Miss Trim paused in the reading of the names from a typed list before her and glanced at the two men. They were smoking pipes and she gave a small protesting cough which she knew would be ignored, anyhow.
‘They sound like a line of chorus girls,’ commented the younger of her two companions. His smile turned to an engaging grin. ‘How do you like the idea of being nursed by a Shirley Anne, or an Angela, or—what was that last one, Miss Trim? A Felicity?’
His elderly companion puffed a smoke ring and viewed it with satisfaction. ‘We should have tried for a male nurse,’ he mused out loud, ‘but from a psychological point of view that would not have been satisfactory.’
‘There are still a few names on the list, Professor Wyllie.’ Miss Trim sounded faintly tart, probably because of the smoke wreathing itself around her head. She coughed again and continued to read: ‘Annette Dawes, Marilyn Jones, Eliza Proudfoot, Heather Cox…’
She was interrupted. ‘A moment, Miss Trim—that name again, Eliza…?’
‘Miss Eliza Proudfoot, Professor van Duyl.’
‘This is the one,’ his deep voice with its faint trace of an accent, sounded incisive. ‘With a name like that, I don’t see how we can go wrong.’
He glanced at the older man, his eyebrows lifted. ‘What do you say, sir?’
‘You’re probably right. Let’s hear the details, Miss Trim.’
Before she could speak: ‘Five foot ten,’ murmured Professor van Duyl, ‘with vital statistics to match.’ He caught the secretary’s disapproving eye. ‘She’ll need to be strong,’ he reminded her blandly, ‘not young any more, rather on the plain side and decidedly motherly.’ He turned his smiling gaze on Professor Wyllie. ‘Will you like that?’
His companion chuckled. ‘I daresay she will do as well as any, provided that her qualifications are good.’ He gave Miss Trim a questioning look, and she answered promptly, mentioning one of the larger London hospitals.
‘She trained there,’ she recited from her meticulous notes, ‘and is now Ward Sister of Men’s Medical. She is twenty-eight years old, unmarried, and thought very highly of by those members of the medical profession for whom she works.’ She added primly, ‘Shall I telephone Sir Harry Bliss, Professor? He is the consultant in charge of her ward.’
‘Good lord, woman,’ exploded her employer, ‘you don’t have to tell me that! Of course I know it’s old Harry—known him man and boy, whatever that’s supposed to mean. Get him on the telephone and then go away and concoct the right sort of letter to send to this young woman.’
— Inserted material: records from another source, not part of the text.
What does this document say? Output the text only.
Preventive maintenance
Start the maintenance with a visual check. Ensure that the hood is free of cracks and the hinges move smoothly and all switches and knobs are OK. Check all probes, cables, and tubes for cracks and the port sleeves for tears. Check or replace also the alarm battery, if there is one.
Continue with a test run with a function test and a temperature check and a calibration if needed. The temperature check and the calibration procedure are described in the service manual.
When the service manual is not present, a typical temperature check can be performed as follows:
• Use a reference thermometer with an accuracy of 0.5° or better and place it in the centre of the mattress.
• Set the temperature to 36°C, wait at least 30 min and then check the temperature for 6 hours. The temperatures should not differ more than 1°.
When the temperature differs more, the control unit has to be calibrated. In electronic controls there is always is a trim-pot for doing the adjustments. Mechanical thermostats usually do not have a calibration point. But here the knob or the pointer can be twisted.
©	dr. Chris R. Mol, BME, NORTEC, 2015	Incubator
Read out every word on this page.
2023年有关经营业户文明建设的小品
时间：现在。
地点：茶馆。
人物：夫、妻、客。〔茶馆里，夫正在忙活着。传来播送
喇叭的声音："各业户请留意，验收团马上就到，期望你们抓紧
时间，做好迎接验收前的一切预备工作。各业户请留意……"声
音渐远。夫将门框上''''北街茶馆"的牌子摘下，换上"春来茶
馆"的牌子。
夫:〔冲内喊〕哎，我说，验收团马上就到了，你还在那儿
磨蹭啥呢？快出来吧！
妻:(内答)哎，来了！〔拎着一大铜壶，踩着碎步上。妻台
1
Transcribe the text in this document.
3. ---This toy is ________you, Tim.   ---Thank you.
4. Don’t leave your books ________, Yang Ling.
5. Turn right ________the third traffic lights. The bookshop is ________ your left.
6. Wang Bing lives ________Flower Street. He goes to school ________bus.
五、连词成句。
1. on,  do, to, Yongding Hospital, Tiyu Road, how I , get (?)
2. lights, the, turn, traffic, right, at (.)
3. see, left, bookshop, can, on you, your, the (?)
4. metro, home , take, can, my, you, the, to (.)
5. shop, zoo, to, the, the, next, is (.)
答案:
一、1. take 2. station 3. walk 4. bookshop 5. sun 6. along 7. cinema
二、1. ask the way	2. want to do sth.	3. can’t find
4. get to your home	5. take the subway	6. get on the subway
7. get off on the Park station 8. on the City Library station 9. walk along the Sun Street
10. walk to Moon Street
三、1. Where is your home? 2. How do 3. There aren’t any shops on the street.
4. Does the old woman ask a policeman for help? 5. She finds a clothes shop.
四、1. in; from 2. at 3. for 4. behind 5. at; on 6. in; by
‘You wish to interview her, sir?’
‘No, no. There’s no time for that; if Harry says she’s OK she’ll do. We go to Inverpolly on the tenth; ask her to come up there whichever way she likes to by the fifteenth—expenses paid, of course. See that she gets a good idea how to reach the place and add a few trimmings—benefit to mankind and all that stuff. Oh, and warn her that she must be prepared to look after me as well if I should have an attack.’
He waved a hand at Miss Trim and she understood herself to be dismissed as she murmured suitably, thanked Professor van Duyl for opening the door for her and went back to her own office, where she set about composing a suitable letter to Miss Proudfoot, thinking as she did so that the young lady in question would need to be tough indeed if she accepted the post she was couching in such cautiously attractive terms. Conditions in the Highlands of Wester Ross at this time of year would be hard enough, working for the two men she had just left harder still. Professor Wyllie was a dear old man, but after acting as his secretary for fifteen years, she knew him inside out; he was irascible at times, wildly unpredictable, and his language when he was in a bad temper was quite unprintable. And as for Professor van Duyl—Miss Trim paused in her typing and her rather sharp features relaxed into a smile. She had met him on several occasions over the last five years or so, and while he had been unfailingly courteous and charming towards her, she sensed that here was a man with a nasty temper, nicely under control, and a very strong will behind that handsome face. As she finished her letter, she found herself hoping that Miss Proudfoot was good at managing men as well as being tough.